Now on their fourth album, the obvious touchstones for London folk-punks Ferocious Dog are the Pogues, the Levellers and the Men They Couldn’t Hang. It’s a genre which seems to get a shot in the arm every few years or so – some of you may remember the very similar and under-rated Roughneck Riot from a few years back, and Ferocious Dog have certainly been getting a few positive column inches in the last couple of years, and have landed support slots with the likes of the Wildhearts and the aforementioned Levellers.
Overall, “Fake News And Propaganda” is a decent album – as well as the typical folk-punk influences referred to, you’ll hear echoes of Billy Bragg and Frank Turner’s politically-aware take on the genre in here as well.
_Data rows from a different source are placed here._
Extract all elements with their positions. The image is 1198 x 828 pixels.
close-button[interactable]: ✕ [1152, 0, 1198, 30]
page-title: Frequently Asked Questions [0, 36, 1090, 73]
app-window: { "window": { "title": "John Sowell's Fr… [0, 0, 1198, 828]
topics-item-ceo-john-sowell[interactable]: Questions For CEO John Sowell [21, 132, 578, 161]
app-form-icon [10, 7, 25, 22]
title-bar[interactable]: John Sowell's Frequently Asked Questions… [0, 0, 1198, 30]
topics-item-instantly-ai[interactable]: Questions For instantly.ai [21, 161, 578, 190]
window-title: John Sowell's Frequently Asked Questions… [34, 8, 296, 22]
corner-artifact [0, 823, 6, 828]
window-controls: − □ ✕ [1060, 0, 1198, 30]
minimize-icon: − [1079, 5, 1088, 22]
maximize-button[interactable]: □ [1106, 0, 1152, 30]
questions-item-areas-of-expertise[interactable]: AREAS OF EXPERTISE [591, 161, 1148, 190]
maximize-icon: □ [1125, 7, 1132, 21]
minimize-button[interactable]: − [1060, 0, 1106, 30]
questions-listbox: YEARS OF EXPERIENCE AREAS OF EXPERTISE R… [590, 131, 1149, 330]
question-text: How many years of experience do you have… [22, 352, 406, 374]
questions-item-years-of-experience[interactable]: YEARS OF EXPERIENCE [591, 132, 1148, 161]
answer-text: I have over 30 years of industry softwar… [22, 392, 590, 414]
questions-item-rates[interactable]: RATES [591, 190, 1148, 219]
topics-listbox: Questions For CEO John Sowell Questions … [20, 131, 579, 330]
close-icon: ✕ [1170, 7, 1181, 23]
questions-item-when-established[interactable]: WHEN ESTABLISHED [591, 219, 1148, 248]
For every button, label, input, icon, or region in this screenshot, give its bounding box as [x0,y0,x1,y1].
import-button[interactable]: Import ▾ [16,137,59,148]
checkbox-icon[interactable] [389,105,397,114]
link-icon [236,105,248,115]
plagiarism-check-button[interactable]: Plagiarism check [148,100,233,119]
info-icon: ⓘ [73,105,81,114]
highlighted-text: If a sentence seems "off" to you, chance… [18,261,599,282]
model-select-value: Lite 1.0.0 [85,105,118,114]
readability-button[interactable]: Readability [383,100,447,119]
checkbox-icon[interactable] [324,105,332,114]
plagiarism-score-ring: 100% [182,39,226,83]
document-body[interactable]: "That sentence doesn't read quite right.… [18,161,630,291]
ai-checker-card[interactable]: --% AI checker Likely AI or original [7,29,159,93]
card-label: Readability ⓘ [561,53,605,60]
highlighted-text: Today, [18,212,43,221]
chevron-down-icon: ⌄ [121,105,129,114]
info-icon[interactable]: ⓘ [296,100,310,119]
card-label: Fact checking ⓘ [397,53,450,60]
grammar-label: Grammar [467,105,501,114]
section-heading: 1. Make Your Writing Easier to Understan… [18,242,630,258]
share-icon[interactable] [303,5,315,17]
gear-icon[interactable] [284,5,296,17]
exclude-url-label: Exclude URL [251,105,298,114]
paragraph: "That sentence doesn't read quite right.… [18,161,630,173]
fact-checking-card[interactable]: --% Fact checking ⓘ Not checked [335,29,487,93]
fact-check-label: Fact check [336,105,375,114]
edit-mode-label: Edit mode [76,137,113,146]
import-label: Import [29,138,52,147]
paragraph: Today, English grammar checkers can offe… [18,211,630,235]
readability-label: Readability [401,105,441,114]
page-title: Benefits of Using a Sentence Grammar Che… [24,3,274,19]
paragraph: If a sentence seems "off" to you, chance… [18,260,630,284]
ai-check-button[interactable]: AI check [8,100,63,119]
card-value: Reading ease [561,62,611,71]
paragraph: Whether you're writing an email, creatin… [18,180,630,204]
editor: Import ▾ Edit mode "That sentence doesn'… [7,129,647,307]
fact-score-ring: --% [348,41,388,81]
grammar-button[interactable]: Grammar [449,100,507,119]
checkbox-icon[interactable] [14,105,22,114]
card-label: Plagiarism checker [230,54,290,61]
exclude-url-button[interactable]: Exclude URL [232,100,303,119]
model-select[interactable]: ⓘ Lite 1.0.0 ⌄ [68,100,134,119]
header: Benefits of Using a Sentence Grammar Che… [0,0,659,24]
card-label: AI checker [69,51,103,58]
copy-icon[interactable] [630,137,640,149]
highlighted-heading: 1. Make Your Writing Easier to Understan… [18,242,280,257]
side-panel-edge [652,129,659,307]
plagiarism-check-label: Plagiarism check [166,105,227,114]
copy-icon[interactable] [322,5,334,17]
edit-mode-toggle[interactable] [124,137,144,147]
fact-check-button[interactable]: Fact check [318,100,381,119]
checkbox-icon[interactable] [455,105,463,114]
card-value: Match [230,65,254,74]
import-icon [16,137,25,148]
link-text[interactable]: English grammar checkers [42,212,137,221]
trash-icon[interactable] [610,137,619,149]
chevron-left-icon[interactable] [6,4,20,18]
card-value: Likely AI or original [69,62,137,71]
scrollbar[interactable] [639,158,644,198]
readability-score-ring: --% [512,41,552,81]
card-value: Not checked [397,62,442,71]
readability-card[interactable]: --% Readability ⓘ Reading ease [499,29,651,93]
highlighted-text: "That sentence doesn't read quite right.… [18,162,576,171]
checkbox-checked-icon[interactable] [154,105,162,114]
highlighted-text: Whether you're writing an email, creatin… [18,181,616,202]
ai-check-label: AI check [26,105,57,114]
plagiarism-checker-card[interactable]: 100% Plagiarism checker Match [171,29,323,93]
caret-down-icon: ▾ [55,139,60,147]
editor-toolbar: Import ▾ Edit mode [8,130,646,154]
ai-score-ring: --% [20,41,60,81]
Opener Cry of the Celt and Traitor’s Gate read like a history lesson on the persecution of those in centuries gone by, before the title track brings us back to the present with a well-aimed swipe at both internet based hatemongers and the gutter press as a whole.
The only slight issue I have with this album is it’s a little bit sedate at times, especially compared with Roughneck Riot’s two efforts a couple of years back which had a real seething anger barrelling them along. You’re in no doubt from the lyrics of songs like the mournful Justice For 96 (about the Hillsborough disaster) and the urban decay lament that is The Landscape Artist that Ferocious Dog are definitely a band with plenty of anger and a message to get across, but I just wish they’d do it with a little bit more urgency. It’s only on the frenetic Up All Night and the MacGowan-indebted Bedlam Boys that they really up the pace, although it has to be said that the latter is a much stronger cut than the former.
Don’t let that put you off though – if you’re willing to accept that this is a mainly mid-paced album then it’s definitely a worthwhile listen. Put it this way, if it were a Levellers album you’d happily peg it as their best since Zeitgeist (and yes I know the competition there isn’t exactly fierce, but hey…).
If you can ignore the fact that this is generally quite a sedate affair, then "Fake News And Propaganda" isn't a bad effort at all. Ferocious Dog are clearly a band with plenty to say and a decent knack with a tune. If they can turn a bit more of that anger into energy to propel these songs along then there's every reason to suggest they could come up with a genuinely good album - unfortunately, this isn't quite it. But it's almost there.